In this PhD, you will design and implement gestural priors within deep learning models and assess their benefits for speech representation learning. Core challenges will include (i) designing gestural biases that are specific enough to effectively guide learning, while being expressive enough to accommodate the complexity of real-world speech; (ii) implementing these biases within deep learning architectures at scale; and (iii) characterizing conditions under which they provide benefits—for instance in compute and/or data-limited settings, under domain shifts and/or under adversarial attacks.
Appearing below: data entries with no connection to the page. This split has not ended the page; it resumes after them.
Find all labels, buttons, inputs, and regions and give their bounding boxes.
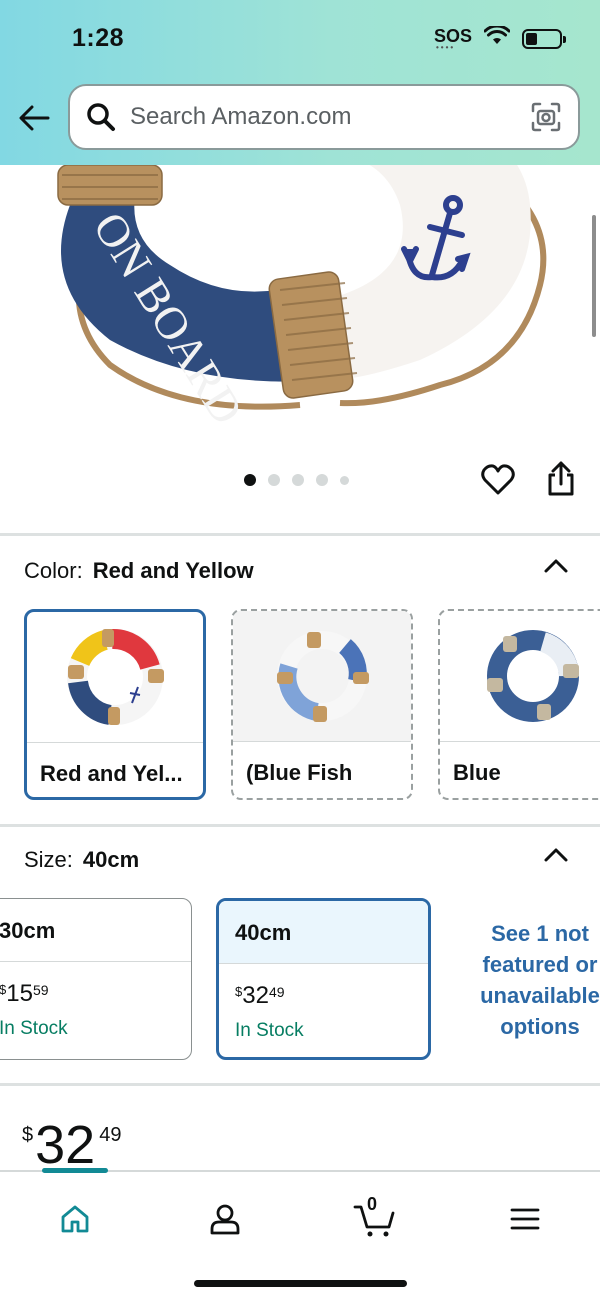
search-icon [87,103,115,131]
cart-count: 0 [367,1194,378,1214]
size-collapse-button[interactable] [542,841,570,869]
swatch-image [440,611,600,742]
bottom-nav: 0 [0,1168,600,1298]
size-option-price: $3249 [235,982,285,1009]
nav-menu[interactable] [500,1194,550,1244]
carousel-dot-active[interactable] [244,474,256,486]
size-label: Size: 40cm [24,847,140,872]
color-option-red-yellow[interactable]: Red and Yel... [24,609,206,800]
chevron-up-icon [544,559,568,573]
back-arrow-icon [19,105,50,131]
app-header: 1:28 SOS [0,0,600,165]
menu-icon [510,1208,540,1230]
home-icon [61,1205,89,1233]
share-button[interactable] [543,460,579,498]
heart-icon [481,464,515,495]
swatch-image [233,611,411,742]
status-icons: SOS [434,24,566,52]
size-option-label: 40cm [219,901,428,964]
section-divider [0,824,600,827]
size-option-label: 30cm [0,899,191,962]
section-divider [0,533,600,536]
search-input[interactable] [130,103,530,131]
nav-account[interactable] [200,1194,250,1244]
section-divider [0,1083,600,1086]
active-tab-indicator [42,1168,108,1173]
sos-indicator: SOS [434,26,472,52]
swatch-image [27,612,203,743]
stock-status: In Stock [0,1018,68,1039]
carousel-dot[interactable] [292,474,304,486]
size-option-30cm[interactable]: 30cm $1559 In Stock [0,898,192,1060]
carousel-dots[interactable] [244,474,349,486]
wifi-icon [483,24,511,51]
stock-status: In Stock [235,1020,304,1041]
color-label: Color: Red and Yellow [24,558,254,583]
scroll-indicator [592,215,596,337]
price-whole: 32 [35,1115,96,1175]
size-option-price: $1559 [0,980,49,1007]
search-bar[interactable] [68,84,580,150]
color-collapse-button[interactable] [542,552,570,580]
share-icon [548,461,574,496]
nav-cart[interactable]: 0 [350,1194,400,1244]
carousel-dot[interactable] [316,474,328,486]
color-option-label: Red and Yel... [40,761,183,786]
see-more-options-link[interactable]: See 1 not featured or unavailable option… [470,918,600,1042]
size-option-40cm[interactable]: 40cm $3249 In Stock [216,898,431,1060]
chevron-up-icon [544,848,568,862]
account-icon [210,1204,240,1235]
home-gesture-bar [194,1280,407,1287]
color-option-blue-fish[interactable]: (Blue Fish [231,609,413,800]
battery-icon [522,28,566,49]
status-time: 1:28 [72,24,125,52]
price-currency: $ [22,1124,34,1146]
product-image[interactable]: ON BOARD [0,165,600,445]
back-button[interactable] [16,100,52,136]
favorite-button[interactable] [480,462,516,498]
color-option-label: Blue [453,760,501,785]
camera-scan-icon[interactable] [530,101,562,133]
carousel-dot[interactable] [340,475,349,485]
product-price: $ 32 49 [22,1118,121,1172]
size-selected-value: 40cm [82,847,140,872]
color-option-label: (Blue Fish [246,760,353,785]
nav-home[interactable] [50,1194,100,1244]
carousel-dot[interactable] [268,474,280,486]
color-option-blue[interactable]: Blue [438,609,600,800]
price-fraction: 49 [99,1124,122,1146]
color-selected-value: Red and Yellow [92,558,254,583]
Depending on your interests, there are many possible extensions and openings, including, for example, toward video signal processing (e.g., audiovisual speech, sign language or goal-directed motions of people or animals in visual scenes) or toward the modeling of cognitive processing or brain activation during speech listening in humans.
Requirements
The ideal candidate has a strong quantitative background and prior experience with representation learning algorithms. He or she is interested in cognitive (neuro)science and enjoys hard mathematical or computational challenges.